Per esempio a Sermide, nel mantovano, la secca del Po ha restituito alla memoria popolare un veicolo semicingolato della Germania nazista che si cercava da tempo. Gli anziani del posto raccontano che nel dopoguerra venisse usato come trampolino per tuffarsi nel fiume, ed era noto che si trovasse ancora in zona, dopo essere stato abbandonato dai tedeschi in ritirata nel 1945. Si sapeva che fosse lì, ma soltanto l’eccezionale situazione di secca ha permesso di individuarlo.
Le sponde emiliane del Po avevano rivelato dei relitti di imbarcazioni già durante la siccità del 2006: nei pressi di quella che viene chiamata Isola degli Internati, nel territorio di Gualtieri, in provincia di Reggio Emilia, sono oggi tornate alla luce altre imbarcazioni. Oltre alle tre navi abbattute durante la Seconda Guerra Mondiale emerse anni fa, sono tornati a farsi vedere da qualche mese anche i resti di due bettoline, imbarcazioni molto più piccole che conobbero la stessa tragica fine.
Poco oltre, sempre in provincia di Reggio Emilia, a Guastalla, il Po ha restituito buona parte di quello che resta del burchio “Ferrante Gonzaga”: la grande imbarcazione era stata usata come studio dall’artista Giovanni Migliori per diversi anni, per poi essere distrutta a causa di una piena nel 2000.
Resti archeologici nei fiumi italiani
I letti dei fiumi italiani in secca stanno mostrando anche oggetti molto più antichi: non soltanto relitti della Seconda Guerra Mondiale, ma anche resti di enormi animali preistorici e testimonianze che risalgono all’Età del Bronzo.
Sull’Oglio, tra i comuni di Canneto e Calvatone, a cavallo tra le province di Mantova e Cremona, la secca del fiume ha rivelato i resti di un antico sito di palafitte.
Non è la prima testimonianza del genere lungo il corso dell’Oglio: alla fine dell’Ottocento le acque del fiume in ritirata avevano permesso importanti ritrovamenti, tra cui quelli dei resti palafitticoli ai Lagazzi, oggi parte del sistema dei siti palafitticoli preistorici dell’arco alpino, riconosciuto dal 2011 come patrimonio dell’umanità Unesco.

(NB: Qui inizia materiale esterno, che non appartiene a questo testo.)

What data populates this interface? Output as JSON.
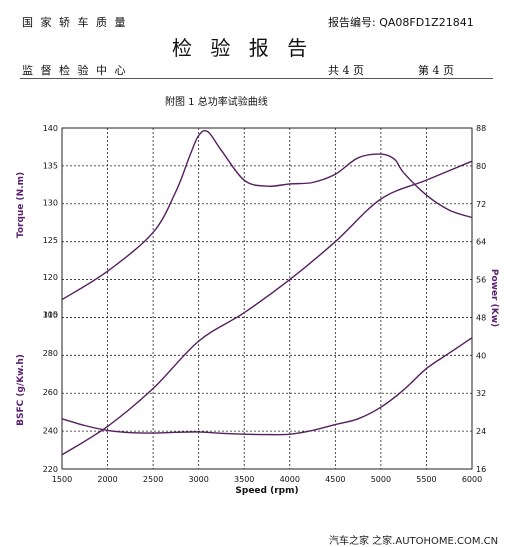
{
  "header": {
    "org": "国 家 轿 车 质 量",
    "report_no": "报告编号: QA08FD1Z21841",
    "title": "检 验 报 告",
    "center": "监 督 检 验 中 心",
    "pages_total": "共   4   页",
    "page_current": "第   4   页"
  },
  "caption": "附图 1    总功率试验曲线",
  "watermark": "汽车之家 之家.AUTOHOME.COM.CN",
  "chart_data": {
    "type": "line",
    "title": "附图 1    总功率试验曲线",
    "xlabel": "Speed (rpm)",
    "x_ticks": [
      "1500",
      "2000",
      "2500",
      "3000",
      "3500",
      "4000",
      "4500",
      "5000",
      "5500",
      "6000"
    ],
    "xlim": [
      1500,
      6000
    ],
    "left_axis": {
      "torque_label": "Torque (N.m)",
      "torque_ticks": [
        "140",
        "135",
        "130",
        "125",
        "120",
        "115"
      ],
      "bsfc_label": "BSFC (g/Kw.h)",
      "bsfc_ticks": [
        "300",
        "280",
        "260",
        "240",
        "220"
      ]
    },
    "right_axis": {
      "label": "Power (Kw)",
      "ticks": [
        "88",
        "80",
        "72",
        "64",
        "56",
        "48",
        "40",
        "32",
        "24",
        "16"
      ],
      "ylim": [
        16,
        88
      ]
    },
    "grid": true,
    "series": [
      {
        "x": [
          1500,
          2000,
          2500,
          2750,
          2900,
          3000,
          3100,
          3250,
          3500,
          3750,
          4000,
          4250,
          4500,
          4750,
          5000,
          5150,
          5250,
          5500,
          5750,
          6000
        ],
        "values": [
          117.0,
          120.8,
          126.0,
          131.5,
          136.2,
          139.0,
          139.5,
          137.0,
          133.0,
          132.2,
          132.5,
          132.7,
          133.8,
          136.0,
          136.5,
          135.8,
          134.0,
          131.0,
          129.0,
          128.0
        ],
        "unit": "Torque (N.m)"
      },
      {
        "x": [
          1500,
          2000,
          2500,
          3000,
          3500,
          4000,
          4500,
          5000,
          5500,
          6000
        ],
        "values": [
          19,
          25,
          33,
          43,
          49,
          56,
          64,
          73,
          77,
          81
        ],
        "unit": "Power (Kw)"
      },
      {
        "x": [
          1500,
          1750,
          2000,
          2250,
          2500,
          2750,
          3000,
          3250,
          3500,
          3750,
          4000,
          4250,
          4500,
          4750,
          5000,
          5250,
          5500,
          5750,
          6000
        ],
        "values": [
          246.0,
          242.5,
          240.0,
          238.8,
          238.6,
          239.0,
          239.2,
          238.5,
          238.0,
          237.8,
          238.0,
          240.0,
          243.0,
          246.0,
          252.0,
          261.0,
          272.0,
          280.0,
          288.0
        ],
        "unit": "BSFC (g/Kw.h)"
      }
    ]
  }
}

Molto più recente la scoperta che ha interessato il corso dell’Adige, il secondo fiume italiano: a Bonavigo, nei pressi di Verona, sono emerse in seguito al ritrarsi delle acque le mura del Castello Morando, costruito all’epoca della dominazione scaligera, cioè tra il 1262 e il 1387.
La scoperta è di particolare importanza in quanto le mura, che avevano scopo difensivo ma servivano anche a proteggere l’abitato dalle piene dell’Adige, si credevano perdute per sempre: non erano infatti mai state individuate, tanto che si ipotizzava potessero trovarsi altrove, a maggiore distanza dal corso del fiume.
Tra i reperti archeologici restituiti alla luce dai fiumi italiani in secca non può mancare il tesoro “rivelato” dal Tevere: vicino al ponte Vittorio Emanuele II, visibili dal lungotevere Vaticano, sono tornati visibili i resti del ponte Trionfale, o Neroniano, fatto edificare dall’imperatore Nerone nel I secolo e probabilmente caduto in disuso già all’epoca della costruzione delle mura aureliane, appena un secolo dopo.
I resti dei piloni del ponte Neroniano sono visibili quando il Tevere è in secca, e la loro esistenza è ben documentata: non una scoperta, quindi, ma certo un’interessante voce da aggiungere alla lista dei segreti della città Eterna.